Se aíslan los hechos de su propia secuencia, ritmo, velocidad y contexto, de modo que aparenten significar algo por sí mismos, lo que no es sino una adulteración flagrante de la realidad con la que se altera, con visos de legitimidad, el resultado.

Así pitó Soto Grado

Y el resultado es la muerte de la emoción. La emoción, asesinada, se lleva con ella el significado profundo de un deporte antiguo que, despojado de la pasión y el sentimiento asociado a lo inmediato, se queda en nada. O peor: en un mero entertainment. Un nuevo fútbol del que este Mundial norteamericano se está constituyendo el paradigma. No en vano había de ser en los Estados Unidos de América donde la sustitución tuviera lugar.

La distorsión tecnológica es decisiva por sí misma. Los goles, ahora, ya no se pueden celebrar hasta cinco o diez minutos después, con suerte. Y eso, que es el colmo del anticlímax, ya está siendo rentabilizado por la publicidad, a tenor del último spot de Coca-Cola. El capitalismo, que lo aprovecha todo, amortiza tan bien las fantasías como los vicios y las debilidades: no podía ser sino en USA donde el fútbol se convirtiera en un baloncesto de facto, con cuatro tiempos separados por «pausas de hidratación» ignominiosas que sólo sirven para endilgar más anuncios a los telespectadores.

Los aficionados, que por supuesto ni pinchamos ni cortamos, aceptamos lo que nos echen. ¡Nos echaron un Mundial en invierno que paralizó todas las competiciones, para mayor gloria de unas petromonarquías teocráticas!

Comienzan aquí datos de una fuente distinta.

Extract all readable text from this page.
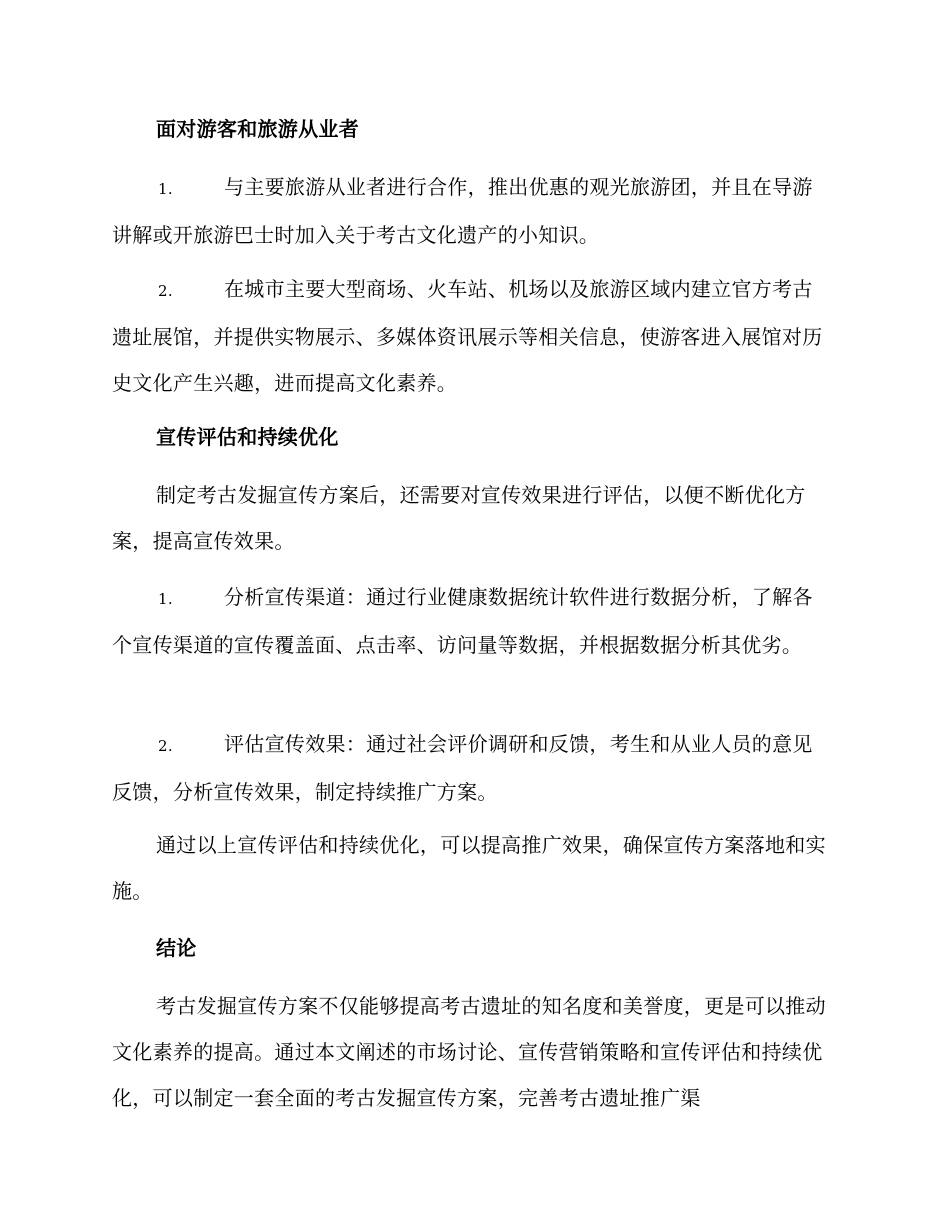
面对游客和旅游从业者

1.	与主要旅游从业者进行合作，推出优惠的观光旅游团，并且在导游讲解或开旅游巴士时加入关于考古文化遗产的小知识。

2.	在城市主要大型商场、火车站、机场以及旅游区域内建立官方考古遗址展馆，并提供实物展示、多媒体资讯展示等相关信息，使游客进入展馆对历史文化产生兴趣，进而提高文化素养。

宣传评估和持续优化

制定考古发掘宣传方案后，还需要对宣传效果进行评估，以便不断优化方案，提高宣传效果。

1.	分析宣传渠道：通过行业健康数据统计软件进行数据分析，了解各个宣传渠道的宣传覆盖面、点击率、访问量等数据，并根据数据分析其优劣。

2.	评估宣传效果：通过社会评价调研和反馈，考生和从业人员的意见反馈，分析宣传效果，制定持续推广方案。

通过以上宣传评估和持续优化，可以提高推广效果，确保宣传方案落地和实施。

结论

考古发掘宣传方案不仅能够提高考古遗址的知名度和美誉度，更是可以推动文化素养的提高。通过本文阐述的市场讨论、宣传营销策略和宣传评估和持续优化，可以制定一套全面的考古发掘宣传方案，完善考古遗址推广渠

Los americanos nunca entendieron el fútbol porque no les gusta. El soccer les aburre. Van a las gradas a comer y a beber, como pasa con el baloncesto o el béisbol. Han programado otra SuperBowl para el descanso de la final, nada menos, con lo que la concentración y el tono mental y físico de los futbolistas se va a tomar por culo. ¿Y qué, se preguntarán ellos? Vamos a ver a una decrépita Madonna dando saltos en una tarima y a Infantino bien contento. La mentalidad useña nunca comprenderá la naturaleza bélica y religiosa de algo que para ellos sólo es un deporte, y soporífero.

no podía ser sino en USA donde el fútbol se convirtiera en un baloncesto de facto, con cuatro tiempos separados por «pausas de hidratación» ignominiosas que sólo sirven para endilgar más anuncios a los telespectadores

Estas pausas de hidratación, hermoso eufemismo que alude en realidad a la hidratación bancaria de la FIFA y los sponsors oficiales, conviene no olvidarlo, surgieron en la pandemia con la excusa de que la liga se retomaba en pleno julio. Entonces también empezaron a permitirse muchos más cambios de aquellos míticos tres con los que crecimos. De modo que ahora no hay sustituciones sino ventanas y los equipos, si hay prórroga, pueden acabar prácticamente con un once distinto del que alinearon al principio del partido.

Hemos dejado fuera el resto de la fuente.